На фоне розоватого, подернутого дымкой рассвета виднеются зеленые сады. Караван огибает их, оставляя влево…

Вот она — пустыня! Голодная пустыня смерти! Мэк-Кормик сумрачно всматривается вдаль. Что-то ждет их там впереди?

И вот, день за днем, ночь за ночью продвигаются люди и верблюды по направлению, в конце которого должен находиться таинственный Кон-и-Гут! Но как далеко отстоит конец этот — никто не знает. Об этом каждый думает, но избегает говорить вслух.

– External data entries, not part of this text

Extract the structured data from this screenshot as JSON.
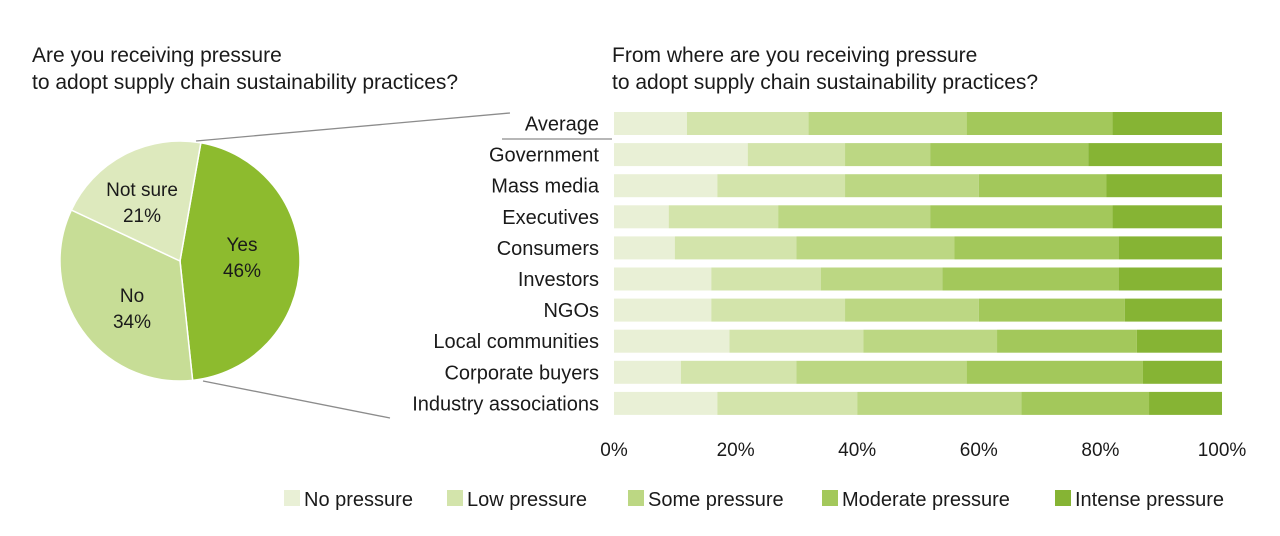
{
  "chart_data": [
    {
      "type": "pie",
      "title_lines": [
        "Are you receiving pressure",
        "to adopt supply chain sustainability practices?"
      ],
      "slices": [
        {
          "label": "Yes",
          "value": 46,
          "value_label": "46%",
          "color": "#8dbb2e"
        },
        {
          "label": "No",
          "value": 34,
          "value_label": "34%",
          "color": "#c7dd96"
        },
        {
          "label": "Not sure",
          "value": 21,
          "value_label": "21%",
          "color": "#dde9bd"
        }
      ]
    },
    {
      "type": "bar",
      "orientation": "horizontal",
      "stacked": true,
      "percent": true,
      "title_lines": [
        "From where are you receiving pressure",
        "to adopt supply chain sustainability practices?"
      ],
      "categories": [
        "Average",
        "Government",
        "Mass media",
        "Executives",
        "Consumers",
        "Investors",
        "NGOs",
        "Local communities",
        "Corporate buyers",
        "Industry associations"
      ],
      "xlim": [
        0,
        100
      ],
      "xticks": [
        0,
        20,
        40,
        60,
        80,
        100
      ],
      "xtick_labels": [
        "0%",
        "20%",
        "40%",
        "60%",
        "80%",
        "100%"
      ],
      "legend_position": "bottom",
      "series": [
        {
          "name": "No pressure",
          "color": "#e9f0d6",
          "values": [
            12,
            22,
            17,
            9,
            10,
            16,
            16,
            19,
            11,
            17
          ]
        },
        {
          "name": "Low pressure",
          "color": "#d3e4ab",
          "values": [
            20,
            16,
            21,
            18,
            20,
            18,
            22,
            22,
            19,
            23
          ]
        },
        {
          "name": "Some pressure",
          "color": "#bcd783",
          "values": [
            26,
            14,
            22,
            25,
            26,
            20,
            22,
            22,
            28,
            27
          ]
        },
        {
          "name": "Moderate pressure",
          "color": "#a3c85b",
          "values": [
            24,
            26,
            21,
            30,
            27,
            29,
            24,
            23,
            29,
            21
          ]
        },
        {
          "name": "Intense pressure",
          "color": "#86b434",
          "values": [
            18,
            22,
            19,
            18,
            17,
            17,
            16,
            14,
            13,
            12
          ]
        }
      ]
    }
  ]
}
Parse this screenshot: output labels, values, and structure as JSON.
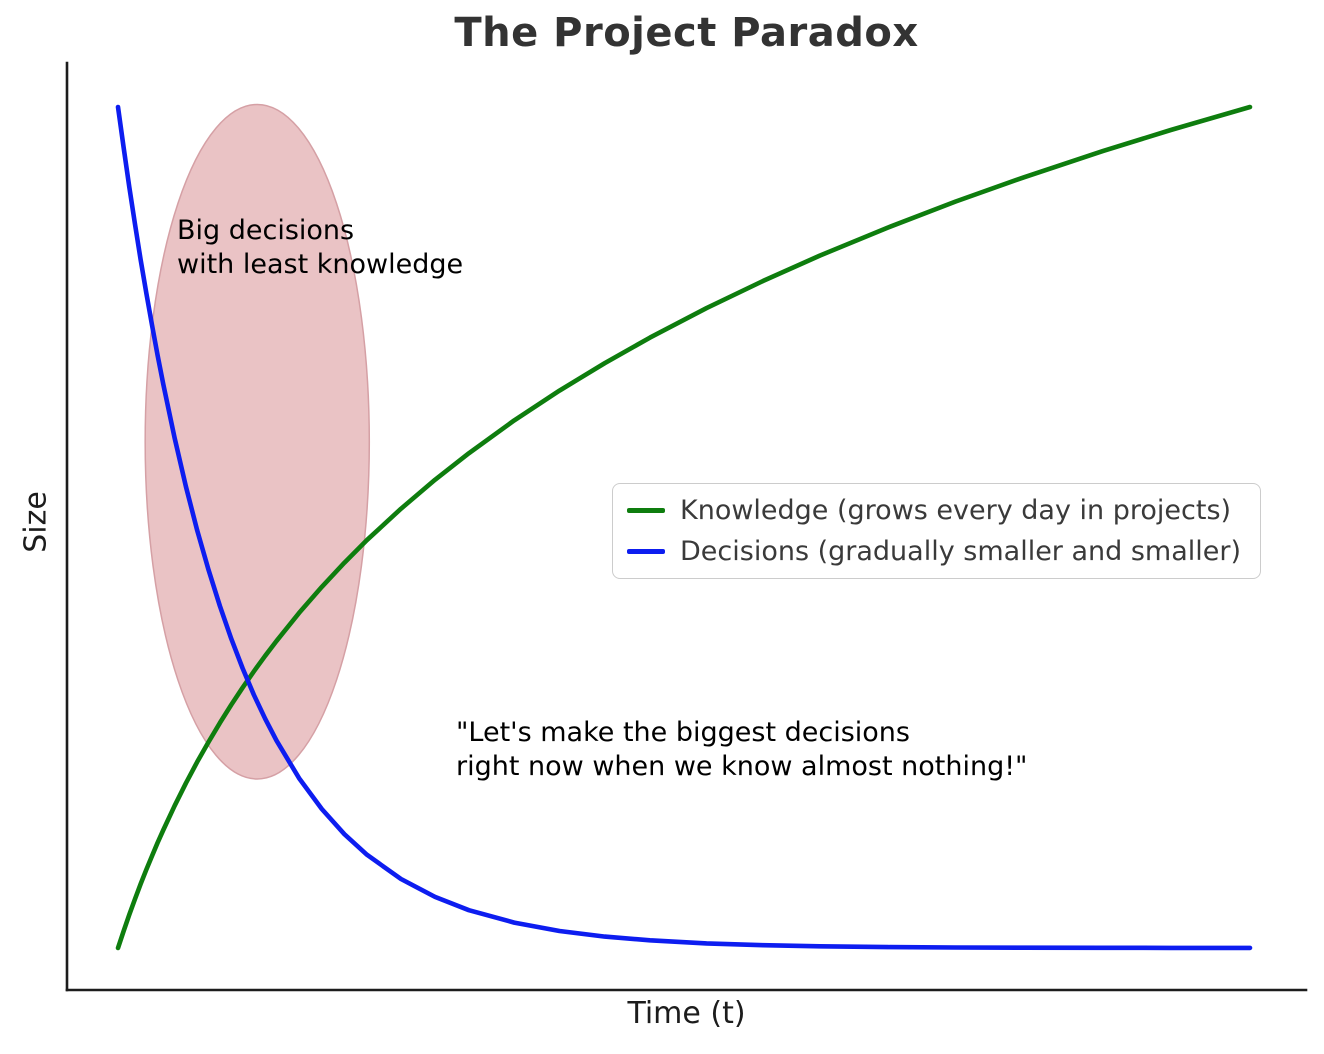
{
  "chart": {
    "title": "The Project Paradox",
    "xlabel": "Time (t)",
    "ylabel": "Size"
  },
  "chart_data": {
    "type": "line",
    "title": "The Project Paradox",
    "xlabel": "Time (t)",
    "ylabel": "Size",
    "x_range": [
      0,
      1
    ],
    "y_range": [
      0,
      1
    ],
    "grid": false,
    "ticks": "none",
    "spines": [
      "left",
      "bottom"
    ],
    "legend_position": "center-right",
    "x": [
      0,
      0.005,
      0.01,
      0.015,
      0.02,
      0.025,
      0.03,
      0.035,
      0.04,
      0.05,
      0.06,
      0.07,
      0.08,
      0.09,
      0.1,
      0.11,
      0.12,
      0.13,
      0.14,
      0.16,
      0.18,
      0.2,
      0.22,
      0.25,
      0.28,
      0.31,
      0.35,
      0.39,
      0.43,
      0.47,
      0.52,
      0.57,
      0.62,
      0.68,
      0.74,
      0.8,
      0.87,
      0.93,
      1
    ],
    "series": [
      {
        "name": "knowledge",
        "label": "Knowledge (grows every day in projects)",
        "color": "#0e7d0e",
        "values": [
          0,
          0.0203,
          0.0397,
          0.0583,
          0.076,
          0.0931,
          0.1094,
          0.1252,
          0.1403,
          0.1691,
          0.196,
          0.2213,
          0.2451,
          0.2677,
          0.2891,
          0.3094,
          0.3288,
          0.3474,
          0.3651,
          0.3985,
          0.4294,
          0.4582,
          0.4851,
          0.5224,
          0.5567,
          0.5884,
          0.6273,
          0.6628,
          0.6955,
          0.7258,
          0.7609,
          0.7932,
          0.8233,
          0.8566,
          0.8876,
          0.9163,
          0.9476,
          0.9726,
          1
        ]
      },
      {
        "name": "decisions",
        "label": "Decisions (gradually smaller and smaller)",
        "color": "#0d1df0",
        "values": [
          1,
          0.9512,
          0.9048,
          0.8607,
          0.8187,
          0.7788,
          0.7408,
          0.7047,
          0.6703,
          0.6065,
          0.5488,
          0.4966,
          0.4493,
          0.4066,
          0.3679,
          0.3329,
          0.3012,
          0.2725,
          0.2466,
          0.2019,
          0.1653,
          0.1353,
          0.1108,
          0.0821,
          0.0608,
          0.045,
          0.0302,
          0.0202,
          0.0136,
          0.0091,
          0.0055,
          0.0033,
          0.002,
          0.0011,
          0.0006,
          0.0003,
          0.0002,
          0.0001,
          0.0001
        ]
      }
    ],
    "annotations": {
      "highlight_ellipse": {
        "cx": 0.123,
        "cy": 0.602,
        "rx": 0.099,
        "ry": 0.401,
        "fill": "#eac3c5",
        "stroke": "#d5a0a5"
      },
      "big_decisions": {
        "line1": "Big decisions",
        "line2": "with least knowledge"
      },
      "quote": {
        "line1": "\"Let's make the biggest decisions",
        "line2": "right now when we know almost nothing!\""
      }
    }
  }
}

— Кон-и-Гут? Да, мы слышали такое название, но не знаем, где это место… Не знаем… Это далеко, там, за Пустыней смерти, у гор, — отвечали туземцы на вопросы. — До Кон-и-Гута не дойти. На пути вместо воды увидишь кровь и будешь страдать от жажды, потом на одиннадцатый день пути от этого места встретишь алмазную гору. Взглянешь на нее и ослепнешь на один глаз. Вскоре после этого увидишь долину, усеянную драгоценными камнями. Стерегут ее змеи. Захочешь взять тех и других и не сможешь, ибо слепота твоя на один глаз не даст тебе возможности набрать их твоей рукой. Это — конец пути. Тут найдешь воду, но все равно погибнешь, не увидя Кон-и-Гута.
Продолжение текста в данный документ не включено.